Dr. Cyster is an investigator of the Howard Hughes Medical Institute and professor and vice-chair in the department of microbiology and immunology at the University of California, San Francisco. He graduated from the University of Western Australia with a B.S. honors degree in biochemistry and microbiology and completed a Ph.D. in immunology at the University of Oxford in the laboratory of Alan Williams. He was a postdoctoral fellow in immunology at Stanford University with Christopher Goodnow and he joined the faculty at UCSF in 1995.

Jason is internationally recognized for defining how lymphoid microenvironments are organized to support adaptive immunity.
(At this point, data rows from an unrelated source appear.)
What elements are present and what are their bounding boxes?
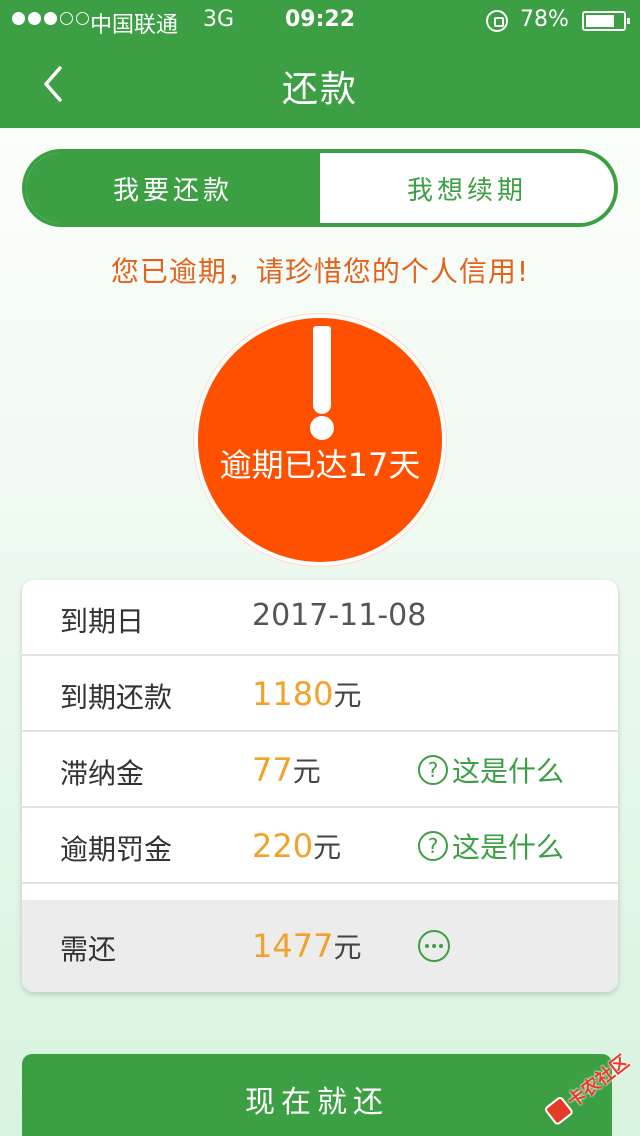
penalty-help-link[interactable]: ? 这是什么 <box>418 826 564 866</box>
pay-now-button[interactable]: 现在就还 <box>22 1054 612 1136</box>
late-fee-number: 77 <box>252 751 293 789</box>
rotation-lock-icon <box>486 10 508 32</box>
navigation-bar: 还款 <box>0 40 640 128</box>
page-title: 还款 <box>281 69 358 110</box>
late-fee-label: 滞纳金 <box>60 757 145 790</box>
more-dot <box>432 944 436 948</box>
penalty-number: 220 <box>252 827 314 865</box>
more-dot <box>439 944 443 948</box>
exclamation-dot <box>310 416 334 440</box>
overdue-badge: 逾期已达17天 <box>194 314 446 566</box>
tab-repay[interactable]: 我要还款 <box>26 153 320 223</box>
repayment-details-card: 到期日 2017-11-08 到期还款 1180元 滞纳金 77元 ? 这是什么 … <box>22 580 618 992</box>
due-date-value: 2017-11-08 <box>252 598 427 633</box>
repay-mode-tabs: 我要还款 我想续期 <box>22 149 618 227</box>
due-amount-value: 1180元 <box>252 674 361 714</box>
penalty-value: 220元 <box>252 826 341 866</box>
more-dot <box>425 944 429 948</box>
total-due-label: 需还 <box>60 933 117 966</box>
late-fee-unit: 元 <box>292 755 321 788</box>
battery-fill <box>586 15 615 27</box>
total-due-number: 1477 <box>252 927 334 965</box>
overdue-warning: 您已逾期，请珍惜您的个人信用! <box>110 255 530 288</box>
exclamation-bar <box>313 326 331 414</box>
total-due-unit: 元 <box>333 931 362 964</box>
late-fee-value: 77元 <box>252 750 321 790</box>
due-date-row: 到期日 2017-11-08 <box>22 580 618 656</box>
late-fee-help-link[interactable]: ? 这是什么 <box>418 750 564 790</box>
due-amount-row: 到期还款 1180元 <box>22 656 618 732</box>
due-amount-label: 到期还款 <box>60 681 173 714</box>
penalty-help-text: 这是什么 <box>452 831 565 864</box>
overdue-days-text: 逾期已达17天 <box>219 446 421 484</box>
penalty-label: 逾期罚金 <box>60 833 173 866</box>
more-options-icon[interactable] <box>418 930 450 962</box>
total-due-value: 1477元 <box>252 926 361 966</box>
battery-icon <box>582 11 630 31</box>
due-amount-unit: 元 <box>333 679 362 712</box>
penalty-row: 逾期罚金 220元 ? 这是什么 <box>22 808 618 884</box>
due-amount-number: 1180 <box>252 675 334 713</box>
due-date-label: 到期日 <box>60 605 145 638</box>
penalty-unit: 元 <box>313 831 342 864</box>
question-circle-icon: ? <box>418 755 448 785</box>
tab-renew[interactable]: 我想续期 <box>320 153 614 223</box>
status-bar: 中国联通 3G 09:22 78% <box>0 0 640 40</box>
late-fee-row: 滞纳金 77元 ? 这是什么 <box>22 732 618 808</box>
battery-percent: 78% <box>520 7 569 32</box>
question-circle-icon: ? <box>418 831 448 861</box>
total-due-row: 需还 1477元 <box>22 900 618 992</box>
late-fee-help-text: 这是什么 <box>452 755 565 788</box>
His lab played a key role in the discovery of lymphoid tissue chemokines and established the concept that chemokines continuously guide cells to supportive niches.

Jason’s group led the way in defining how cells exit from lymphoid organs, a process essential for immune function. His team established the egress-promoting role of sphingosine-1-phosphate and identified the mechanism of action of key egress regulators. He has been a leader in applying two-photon microscopy to unraveling antigen-encounter and immune cell migration dynamics. He received the 2005 AAI BD Biosciences Investigator Award in recognition of outstanding contributions in immunology and the 2018 AAI Biolegend Herzenberg Award for outstanding contributions in B cell biology. He was elected to the National Academy of Sciences in 2014 and the American Academy of Arts and Sciences in 2018.